Aldo fue Aldo, antes y después que fuera un Arrighi, perteneciente a esa familia popular, a sus hermanos. A la italianidad argentina y laburadora que representó primero y ante todo, como una marca de sangre.

Aldo fue Aldo cuando nadie creyó en su victoria espectacular en aquella ciudad peronista hasta los huesos por tradición de frigoríficos, donde nació un día antes el 17 de octubre. Desde aquellas elecciones del 83 fue quien ganó las siguientes con la fuerza de su nombre.

Adelante él, después el partido con impecable tradición minoritaria, luego el equipo de gente que lo acompañó en el largo camino doce años. En aquella Argentina inestable, inflacionaria, impredecible, con el precio de los granos por el suelo.
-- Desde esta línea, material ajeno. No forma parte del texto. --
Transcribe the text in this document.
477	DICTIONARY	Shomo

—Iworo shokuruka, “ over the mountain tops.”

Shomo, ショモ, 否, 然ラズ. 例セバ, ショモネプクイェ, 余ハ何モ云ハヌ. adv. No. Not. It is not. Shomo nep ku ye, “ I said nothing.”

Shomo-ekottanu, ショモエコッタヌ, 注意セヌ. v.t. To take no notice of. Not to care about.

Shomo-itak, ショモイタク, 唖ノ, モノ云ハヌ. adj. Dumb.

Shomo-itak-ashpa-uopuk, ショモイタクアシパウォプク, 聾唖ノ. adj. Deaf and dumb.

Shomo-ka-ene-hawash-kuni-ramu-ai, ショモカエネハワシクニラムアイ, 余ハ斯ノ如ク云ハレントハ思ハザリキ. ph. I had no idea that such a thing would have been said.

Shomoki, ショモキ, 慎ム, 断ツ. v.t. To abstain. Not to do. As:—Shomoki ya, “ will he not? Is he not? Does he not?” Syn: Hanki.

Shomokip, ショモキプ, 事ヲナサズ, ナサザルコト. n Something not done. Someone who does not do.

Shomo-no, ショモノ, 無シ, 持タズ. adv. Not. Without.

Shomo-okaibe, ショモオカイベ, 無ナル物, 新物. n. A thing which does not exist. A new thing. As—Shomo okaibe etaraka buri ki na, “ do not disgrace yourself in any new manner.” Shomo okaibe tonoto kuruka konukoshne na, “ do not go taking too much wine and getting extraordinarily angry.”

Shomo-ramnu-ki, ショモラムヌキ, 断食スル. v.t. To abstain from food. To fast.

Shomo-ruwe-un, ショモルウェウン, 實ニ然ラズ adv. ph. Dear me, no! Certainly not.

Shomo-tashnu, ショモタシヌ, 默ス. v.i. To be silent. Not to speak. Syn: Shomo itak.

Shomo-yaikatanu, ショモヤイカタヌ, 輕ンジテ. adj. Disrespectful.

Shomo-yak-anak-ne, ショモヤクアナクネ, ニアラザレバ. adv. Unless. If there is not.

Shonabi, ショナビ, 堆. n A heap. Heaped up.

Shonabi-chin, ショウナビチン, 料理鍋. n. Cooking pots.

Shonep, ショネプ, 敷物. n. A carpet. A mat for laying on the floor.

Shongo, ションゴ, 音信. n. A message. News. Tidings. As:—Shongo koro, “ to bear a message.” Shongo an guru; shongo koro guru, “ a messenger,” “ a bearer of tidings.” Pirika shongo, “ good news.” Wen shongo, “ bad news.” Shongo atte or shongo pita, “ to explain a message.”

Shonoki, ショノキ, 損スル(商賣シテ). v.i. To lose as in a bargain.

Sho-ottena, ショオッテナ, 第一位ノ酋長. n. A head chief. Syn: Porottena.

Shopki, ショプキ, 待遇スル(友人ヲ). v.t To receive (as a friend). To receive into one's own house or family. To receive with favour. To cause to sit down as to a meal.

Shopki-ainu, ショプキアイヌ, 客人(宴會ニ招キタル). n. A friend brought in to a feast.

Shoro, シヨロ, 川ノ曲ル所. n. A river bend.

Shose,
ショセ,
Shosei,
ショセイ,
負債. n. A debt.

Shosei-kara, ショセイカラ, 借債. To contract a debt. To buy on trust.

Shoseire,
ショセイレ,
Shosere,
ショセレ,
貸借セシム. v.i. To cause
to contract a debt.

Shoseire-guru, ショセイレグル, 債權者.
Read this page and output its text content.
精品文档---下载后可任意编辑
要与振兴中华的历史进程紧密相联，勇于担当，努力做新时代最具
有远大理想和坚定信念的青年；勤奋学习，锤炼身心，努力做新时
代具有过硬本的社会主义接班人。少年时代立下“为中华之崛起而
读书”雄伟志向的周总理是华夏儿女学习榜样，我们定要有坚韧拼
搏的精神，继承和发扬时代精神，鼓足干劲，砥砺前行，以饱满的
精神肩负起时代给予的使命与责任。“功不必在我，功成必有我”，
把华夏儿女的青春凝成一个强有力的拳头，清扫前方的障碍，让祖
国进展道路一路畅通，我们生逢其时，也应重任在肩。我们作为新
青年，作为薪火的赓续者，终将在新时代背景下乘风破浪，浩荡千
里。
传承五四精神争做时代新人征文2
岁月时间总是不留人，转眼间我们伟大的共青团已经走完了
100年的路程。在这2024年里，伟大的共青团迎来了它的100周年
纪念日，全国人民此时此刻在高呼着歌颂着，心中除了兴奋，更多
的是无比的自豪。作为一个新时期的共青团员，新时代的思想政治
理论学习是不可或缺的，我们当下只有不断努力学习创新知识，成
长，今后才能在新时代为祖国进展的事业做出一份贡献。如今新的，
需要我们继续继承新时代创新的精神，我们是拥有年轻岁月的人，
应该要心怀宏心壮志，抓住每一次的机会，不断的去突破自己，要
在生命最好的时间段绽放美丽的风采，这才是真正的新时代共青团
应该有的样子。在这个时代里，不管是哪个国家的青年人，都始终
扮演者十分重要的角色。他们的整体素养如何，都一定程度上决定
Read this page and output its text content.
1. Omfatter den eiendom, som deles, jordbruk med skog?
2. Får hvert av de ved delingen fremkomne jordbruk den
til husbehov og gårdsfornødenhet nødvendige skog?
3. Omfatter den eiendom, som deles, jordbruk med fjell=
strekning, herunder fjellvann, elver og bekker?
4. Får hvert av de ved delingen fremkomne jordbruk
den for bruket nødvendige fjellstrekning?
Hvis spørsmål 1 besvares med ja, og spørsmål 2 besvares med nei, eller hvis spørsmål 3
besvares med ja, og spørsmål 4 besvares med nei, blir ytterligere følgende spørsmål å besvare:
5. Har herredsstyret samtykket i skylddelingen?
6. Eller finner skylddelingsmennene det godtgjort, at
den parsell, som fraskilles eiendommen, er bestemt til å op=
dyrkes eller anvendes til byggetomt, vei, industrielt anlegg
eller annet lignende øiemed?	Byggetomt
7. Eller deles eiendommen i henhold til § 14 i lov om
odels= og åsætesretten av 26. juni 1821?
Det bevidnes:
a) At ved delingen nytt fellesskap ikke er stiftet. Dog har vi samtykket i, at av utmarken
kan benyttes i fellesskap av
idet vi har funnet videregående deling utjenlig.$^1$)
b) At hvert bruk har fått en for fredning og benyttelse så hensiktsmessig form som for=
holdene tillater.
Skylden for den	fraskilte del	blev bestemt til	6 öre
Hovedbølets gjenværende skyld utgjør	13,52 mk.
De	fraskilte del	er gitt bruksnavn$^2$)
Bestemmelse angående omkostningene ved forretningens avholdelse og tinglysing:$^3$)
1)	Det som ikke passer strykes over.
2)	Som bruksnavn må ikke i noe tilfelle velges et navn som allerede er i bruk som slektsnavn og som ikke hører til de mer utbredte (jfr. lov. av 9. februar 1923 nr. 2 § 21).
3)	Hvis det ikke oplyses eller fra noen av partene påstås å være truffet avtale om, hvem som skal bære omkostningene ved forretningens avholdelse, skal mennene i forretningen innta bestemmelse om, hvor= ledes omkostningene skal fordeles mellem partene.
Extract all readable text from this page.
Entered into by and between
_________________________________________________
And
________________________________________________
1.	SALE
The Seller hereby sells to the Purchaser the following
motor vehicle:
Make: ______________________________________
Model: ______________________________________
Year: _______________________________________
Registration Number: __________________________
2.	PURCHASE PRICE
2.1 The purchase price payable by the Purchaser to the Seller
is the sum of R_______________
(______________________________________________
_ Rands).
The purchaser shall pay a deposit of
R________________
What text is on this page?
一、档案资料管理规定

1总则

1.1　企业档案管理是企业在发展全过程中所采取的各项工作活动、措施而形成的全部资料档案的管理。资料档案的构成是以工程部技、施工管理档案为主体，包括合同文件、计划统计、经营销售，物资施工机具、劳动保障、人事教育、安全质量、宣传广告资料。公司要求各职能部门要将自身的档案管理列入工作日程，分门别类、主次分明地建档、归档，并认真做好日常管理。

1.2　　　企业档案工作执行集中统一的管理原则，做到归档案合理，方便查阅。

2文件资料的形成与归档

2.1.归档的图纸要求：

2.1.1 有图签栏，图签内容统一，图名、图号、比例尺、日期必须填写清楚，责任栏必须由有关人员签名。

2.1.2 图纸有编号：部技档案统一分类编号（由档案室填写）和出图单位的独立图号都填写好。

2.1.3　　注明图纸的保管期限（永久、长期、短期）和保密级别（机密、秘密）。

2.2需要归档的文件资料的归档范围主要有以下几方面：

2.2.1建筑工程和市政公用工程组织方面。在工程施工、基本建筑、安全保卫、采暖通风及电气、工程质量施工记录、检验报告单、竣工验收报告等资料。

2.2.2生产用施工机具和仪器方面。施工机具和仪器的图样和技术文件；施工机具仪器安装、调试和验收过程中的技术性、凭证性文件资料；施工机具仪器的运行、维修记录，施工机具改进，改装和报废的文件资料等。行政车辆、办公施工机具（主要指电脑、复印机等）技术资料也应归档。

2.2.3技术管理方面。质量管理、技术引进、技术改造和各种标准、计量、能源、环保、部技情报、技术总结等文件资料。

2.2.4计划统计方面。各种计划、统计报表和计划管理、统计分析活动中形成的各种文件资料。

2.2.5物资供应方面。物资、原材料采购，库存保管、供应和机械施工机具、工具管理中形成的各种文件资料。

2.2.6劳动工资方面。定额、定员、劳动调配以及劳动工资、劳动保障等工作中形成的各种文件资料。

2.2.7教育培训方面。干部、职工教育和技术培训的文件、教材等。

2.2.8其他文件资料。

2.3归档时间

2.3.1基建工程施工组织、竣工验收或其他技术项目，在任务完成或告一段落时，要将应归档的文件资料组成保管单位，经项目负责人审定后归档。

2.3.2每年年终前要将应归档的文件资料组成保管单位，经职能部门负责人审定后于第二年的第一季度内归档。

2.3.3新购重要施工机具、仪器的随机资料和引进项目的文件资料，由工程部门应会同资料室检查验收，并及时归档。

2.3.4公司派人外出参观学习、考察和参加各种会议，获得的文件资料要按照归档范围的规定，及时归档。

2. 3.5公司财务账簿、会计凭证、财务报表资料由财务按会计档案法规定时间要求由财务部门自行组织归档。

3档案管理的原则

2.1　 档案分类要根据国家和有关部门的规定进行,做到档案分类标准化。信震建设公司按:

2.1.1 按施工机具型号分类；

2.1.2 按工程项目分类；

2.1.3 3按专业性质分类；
Fue Aldo cuando gobernó en soledad socialista con varios gobernadores de distinto signo. Por largo tiempo hubo únicamente dos intendencias de ese partido en todo el país: una en Zárate y la otra en un lejano pueblito de Tucumán. Cuando parecía imposible convivir con el peronismo que iba retomando el poder, lograr audiencias, que escucharan su voz, que nos tuvieran en cuenta, no se escuchó una sola queja como excusa en sus discursos.

Aldo siguió siendo Aldo en el poder, cuando todos los políticos se marean, por deseo propio o influencia de los entornos. Siempre escuchando a todos hasta la decisión equilibrada, con toda la paciencia que pudo. Con esa calma tantas veces puesta a prueba. Con la humildad de un hijo de fiambrero orgulloso de ocupar un lugar en nombre de los demás.

Aldo sigue siendo Aldo hoy, cuando continúa saludando mano en alto desde la vereda de enfrente, en un restaurante, en el teatro, en la cola del supermercado. Como si estuviera por colgar el guardapolvo blanco para dedicarse a la política en las que va a ganar, nuevamente, todos los combates chicos y el único grande que tal vez valga la pena pelear: el reconocimiento sincero de la gente de a pie, el pueblo a secas.